Expressiveness grabs an audience’s attention and holds it—which means they’re absorbing your message, not thinking about that email they need to send.
Helps to create clarity
Have you ever been misunderstood? It’s likely because your body language or tone didn’t match your words. Dr. Albert Mehrabian, author of Silent Messages, concluded in his research that only 7% of the meaning of any message is conveyed through the words. Vocal elements, such as pitch and tone, shape 33% of the perceived meaning, while about 55% is conveyed through nonverbal elements, such as facial expressions and gestures.
People want to understand what you are saying. So they look for nonverbal cues. A frowning doctor communicates a different message from a smiling one, no matter what words he chooses. By expressing emotion to clarify your meaning, you help listeners better understand what you’re saying.
Imagine your boss telling you in a flat, emotionless tone, “This quarter’s results are really interesting.” You’re left wondering, Interesting/bad or interesting/good? But if that same leader delivers those words with a lilt in her voice and a playful smile on her lips, you breathe a sigh of relief, knowing she means, Interesting, this could really propel our business forward! Clearer emotion, clearer meaning.
Helps your audience retain information
Think about your days back in the classroom. Which teachers made the most lasting impressions on you? Probably the ones who made learning fun. Why? Brain research suggests that fun aids long-term memory. Neurologist and educator Judy Willis finds in her book Research-Based Strategies to Ignite Student Learning: Insights from a Neurologist and Classroom Teacher that “the highest-level executive thinking, making of connections, and ‘aha‘ moments, are more likely to occur in an atmosphere of ‘exuberant discovery.’” There’s no doubt that an expressive speaker creates far more exuberance in an audience than a dull one. Express more and your audience will retain more.
Allows you to stand out
Let’s face it, there are thousands of people out there with job titles and qualifications similar to yours. So what’s the “it” factor that can help you stand out from the pack? Your expressiveness. When you express your true emotions in your trademark way, you become a unique and specific individual in the minds of others, not just a face in the crowd. You acquire a personality and flavor all your own. You become indelible in others’ memories.

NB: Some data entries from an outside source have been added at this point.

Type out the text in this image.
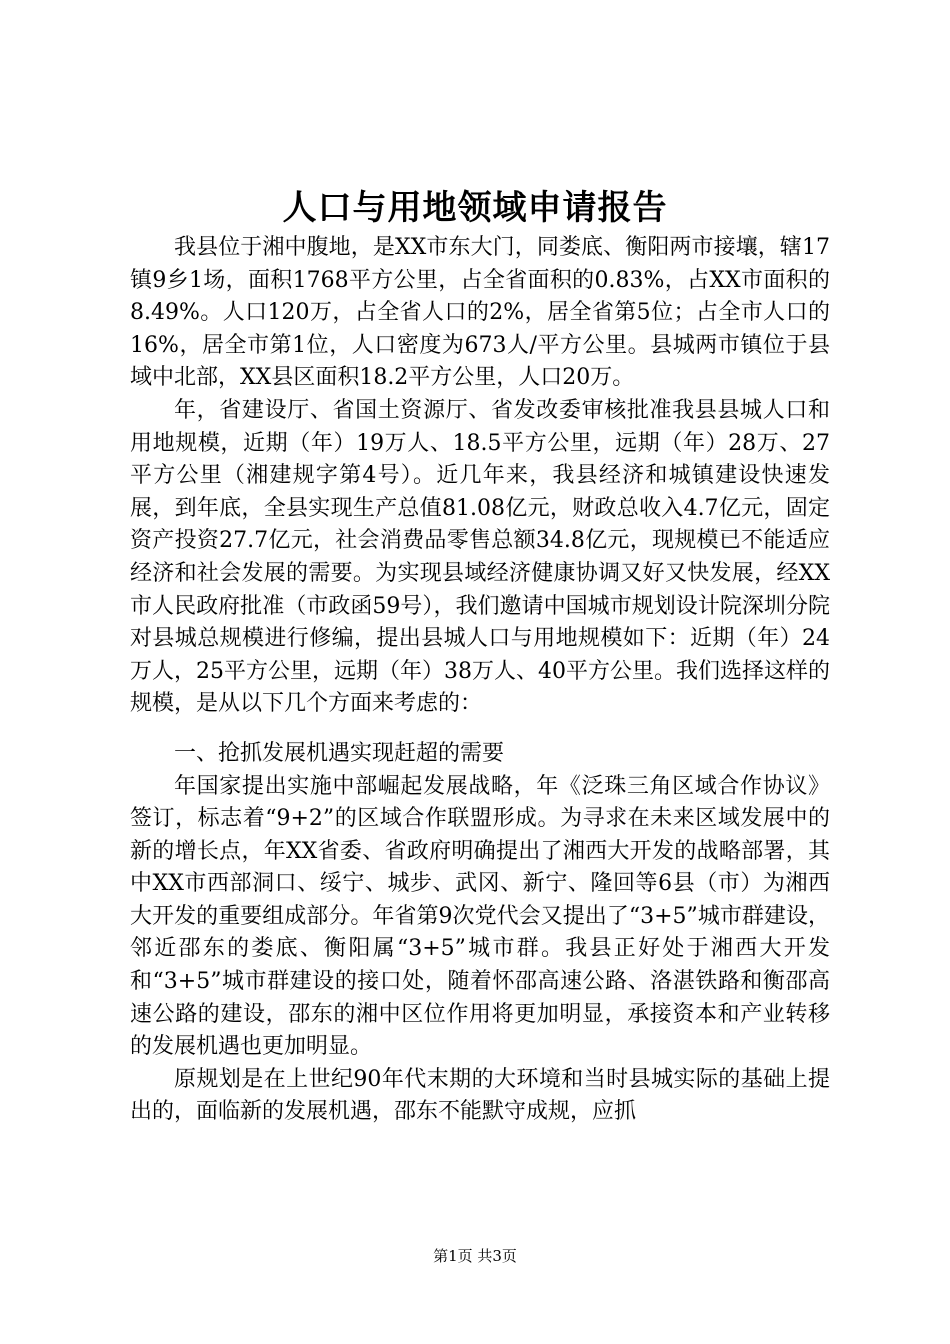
人口与用地领域申请报告

我县位于湘中腹地，是XX市东大门，同娄底、衡阳两市接壤，辖17镇9乡1场，面积1768平方公里，占全省面积的0.83%，占XX市面积的8.49%。人口120万，占全省人口的2%，居全省第5位；占全市人口的16%，居全市第1位，人口密度为673人/平方公里。县城两市镇位于县域中北部，XX县区面积18.2平方公里，人口20万。

年，省建设厅、省国土资源厅、省发改委审核批准我县县城人口和用地规模，近期（年）19万人、18.5平方公里，远期（年）28万、27平方公里（湘建规字第4号）。近几年来，我县经济和城镇建设快速发展，到年底，全县实现生产总值81.08亿元，财政总收入4.7亿元，固定资产投资27.7亿元，社会消费品零售总额34.8亿元，现规模已不能适应经济和社会发展的需要。为实现县域经济健康协调又好又快发展，经XX市人民政府批准（市政函59号），我们邀请中国城市规划设计院深圳分院对县城总规模进行修编，提出县城人口与用地规模如下：近期（年）24万人，25平方公里，远期（年）38万人、40平方公里。我们选择这样的规模，是从以下几个方面来考虑的：

一、抢抓发展机遇实现赶超的需要

年国家提出实施中部崛起发展战略，年《泛珠三角区域合作协议》签订，标志着“9+2”的区域合作联盟形成。为寻求在未来区域发展中的新的增长点，年XX省委、省政府明确提出了湘西大开发的战略部署，其中XX市西部洞口、绥宁、城步、武冈、新宁、隆回等6县（市）为湘西大开发的重要组成部分。年省第9次党代会又提出了“3+5”城市群建设，邻近邵东的娄底、衡阳属“3+5”城市群。我县正好处于湘西大开发和“3+5”城市群建设的接口处，随着怀邵高速公路、洛湛铁路和衡邵高速公路的建设，邵东的湘中区位作用将更加明显，承接资本和产业转移的发展机遇也更加明显。

原规划是在上世纪90年代末期的大环境和当时县城实际的基础上提出的，面临新的发展机遇，邵东不能默守成规，应抓

第1页 共3页
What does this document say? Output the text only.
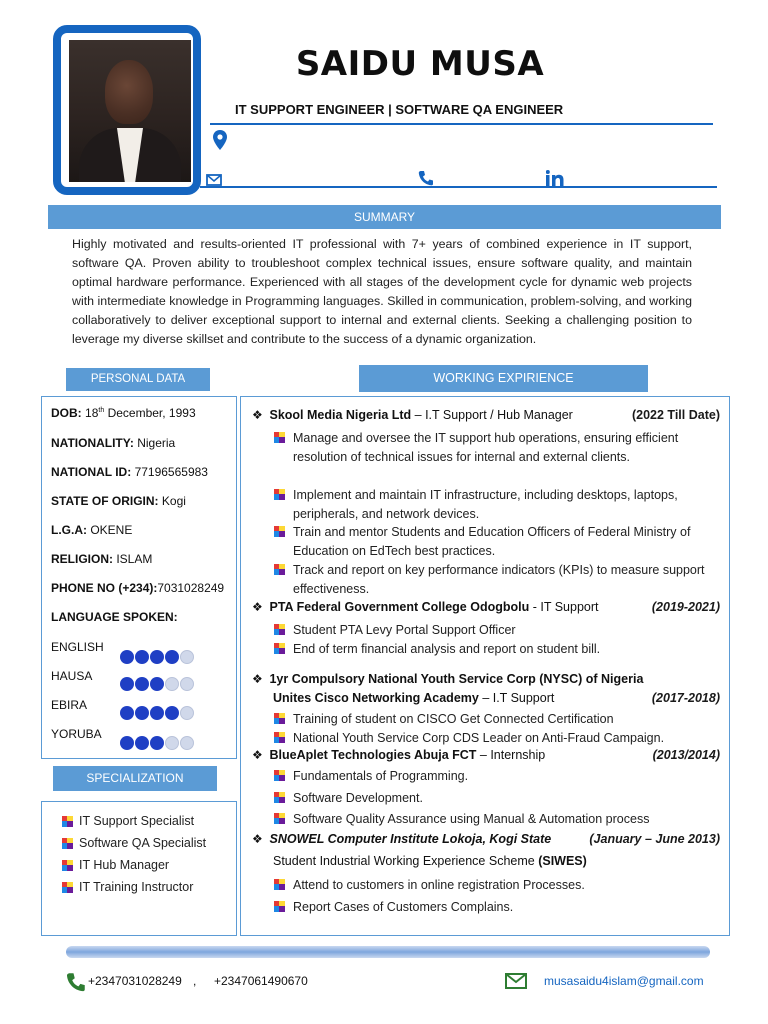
SAIDU MUSA
IT SUPPORT ENGINEER | SOFTWARE QA ENGINEER
SUMMARY
Highly motivated and results-oriented IT professional with 7+ years of combined experience in IT support, software QA. Proven ability to troubleshoot complex technical issues, ensure software quality, and maintain optimal hardware performance. Experienced with all stages of the development cycle for dynamic web projects with intermediate knowledge in Programming languages. Skilled in communication, problem-solving, and working collaboratively to deliver exceptional support to internal and external clients. Seeking a challenging position to leverage my diverse skillset and contribute to the success of a dynamic organization.
PERSONAL DATA	WORKING EXPIRIENCE
DOB: 18th December, 1993
NATIONALITY: Nigeria
NATIONAL ID: 77196565983
STATE OF ORIGIN: Kogi
L.G.A: OKENE
RELIGION: ISLAM
PHONE NO (+234):7031028249
LANGUAGE SPOKEN:
ENGLISH
HAUSA
EBIRA
YORUBA
SPECIALIZATION
IT Support Specialist
Software QA Specialist
IT Hub Manager
IT Training Instructor
❖ Skool Media Nigeria Ltd – I.T Support / Hub Manager	(2022 Till Date)
Manage and oversee the IT support hub operations, ensuring efficient resolution of technical issues for internal and external clients.
Implement and maintain IT infrastructure, including desktops, laptops, peripherals, and network devices.
Train and mentor Students and Education Officers of Federal Ministry of Education on EdTech best practices.
Track and report on key performance indicators (KPIs) to measure support effectiveness.
❖ PTA Federal Government College Odogbolu - IT Support	(2019-2021)
Student PTA Levy Portal Support Officer
End of term financial analysis and report on student bill.
❖ 1yr Compulsory National Youth Service Corp (NYSC) of Nigeria
Unites Cisco Networking Academy – I.T Support	(2017-2018)
Training of student on CISCO Get Connected Certification
National Youth Service Corp CDS Leader on Anti-Fraud Campaign.
❖ BlueAplet Technologies Abuja FCT – Internship	(2013/2014)
Fundamentals of Programming.
Software Development.
Software Quality Assurance using Manual & Automation process
❖ SNOWEL Computer Institute Lokoja, Kogi State	(January – June 2013)
Student Industrial Working Experience Scheme (SIWES)
Attend to customers in online registration Processes.
Report Cases of Customers Complains.
+2347031028249 , +2347061490670	musasaidu4islam@gmail.com
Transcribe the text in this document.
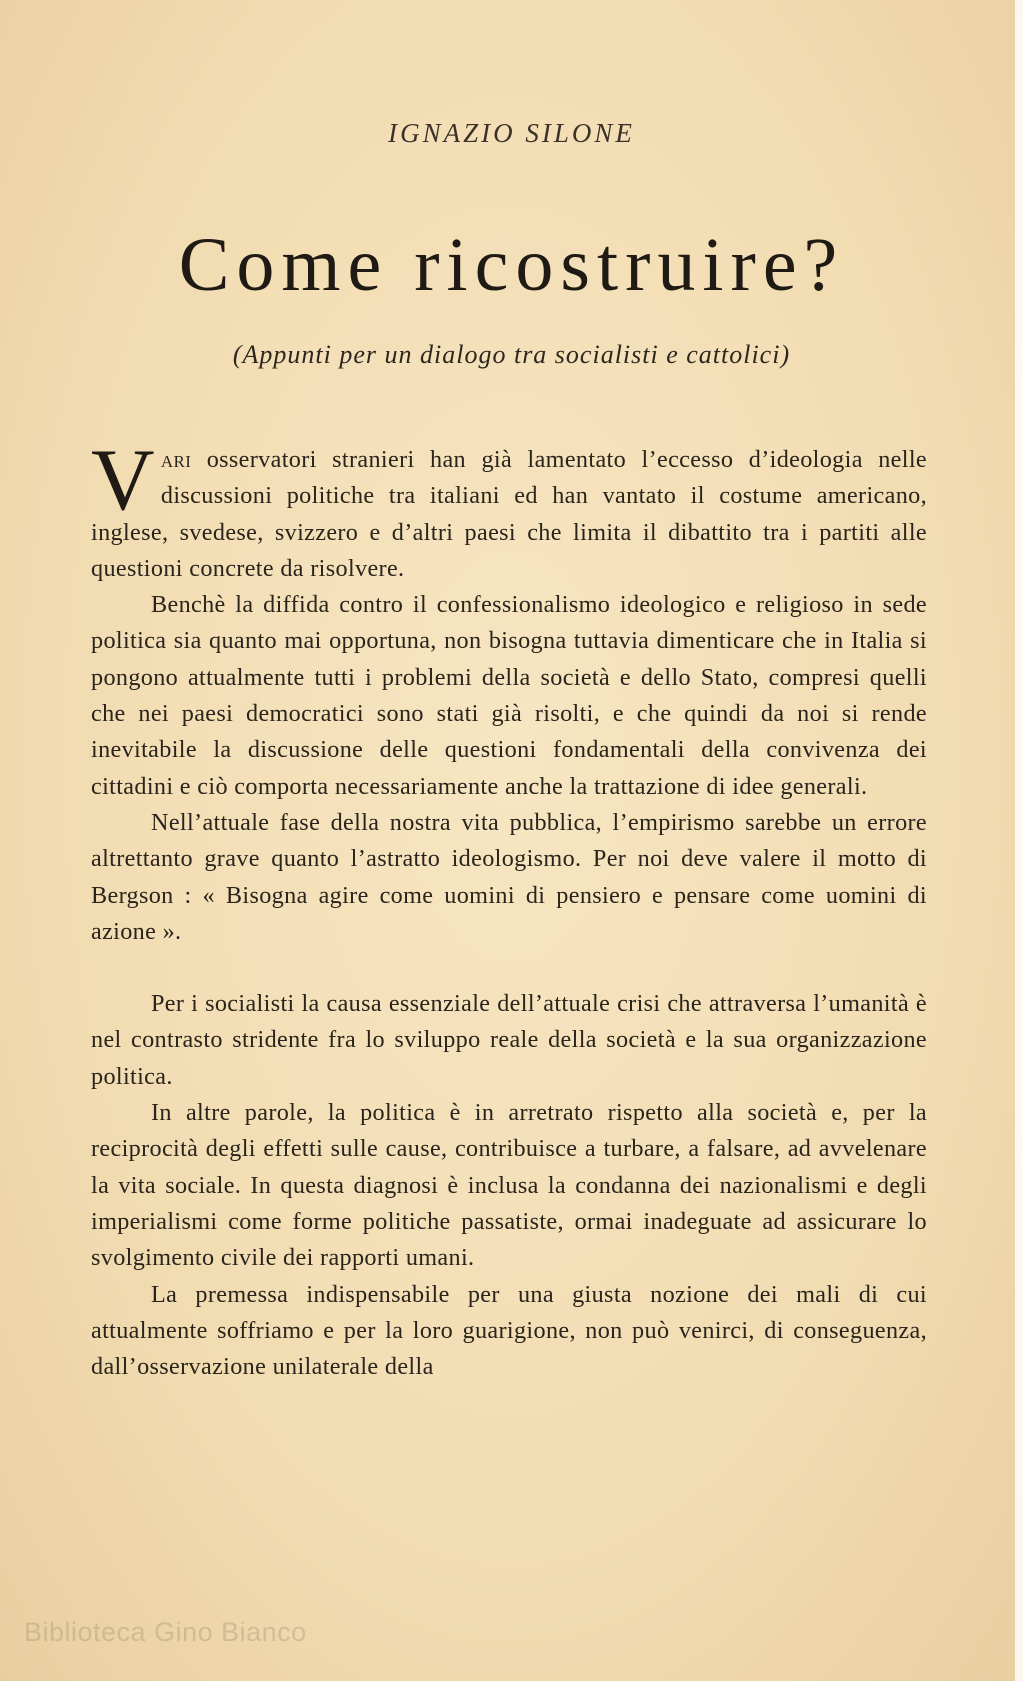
IGNAZIO SILONE
Come ricostruire?
(Appunti per un dialogo tra socialisti e cattolici)

Vari osservatori stranieri han già lamentato l’eccesso d’ideologia nelle discussioni politiche tra italiani ed han vantato il costume americano, inglese, svedese, svizzero e d’altri paesi che limita il dibattito tra i partiti alle questioni concrete da risolvere.

Benchè la diffida contro il confessionalismo ideologico e religioso in sede politica sia quanto mai opportuna, non bisogna tuttavia dimenticare che in Italia si pongono attualmente tutti i problemi della società e dello Stato, compresi quelli che nei paesi democratici sono stati già risolti, e che quindi da noi si rende inevitabile la discussione delle questioni fondamentali della convivenza dei cittadini e ciò comporta necessariamente anche la trattazione di idee generali.

Nell’attuale fase della nostra vita pubblica, l’empirismo sarebbe un errore altrettanto grave quanto l’astratto ideologismo. Per noi deve valere il motto di Bergson : « Bisogna agire come uomini di pensiero e pensare come uomini di azione ».

Per i socialisti la causa essenziale dell’attuale crisi che attraversa l’umanità è nel contrasto stridente fra lo sviluppo reale della società e la sua organizzazione politica.

In altre parole, la politica è in arretrato rispetto alla società e, per la reciprocità degli effetti sulle cause, contribuisce a turbare, a falsare, ad avvelenare la vita sociale. In questa diagnosi è inclusa la condanna dei nazionalismi e degli imperialismi come forme politiche passatiste, ormai inadeguate ad assicurare lo svolgimento civile dei rapporti umani.

La premessa indispensabile per una giusta nozione dei mali di cui attualmente soffriamo e per la loro guarigione, non può venirci, di conseguenza, dall’osservazione unilaterale della

Biblioteca Gino Bianco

It all boils down to this: when authentic emotion arises during a presentation, don’t suppress it; show it! Let your passion, your caring, and your excitement shine—in your face, in your voice, in your body.
By using expressiveness in my nonprofit job, I conveyed enthusiasm for my organization’s work, and volunteers became engaged and energized. I also stood out to my co-workers and CEO, who didn’t realize they had the freedom to do the same.
Connect with the hearts and minds of others, and you’ll be a highly sought commodity in whatever field you’re in.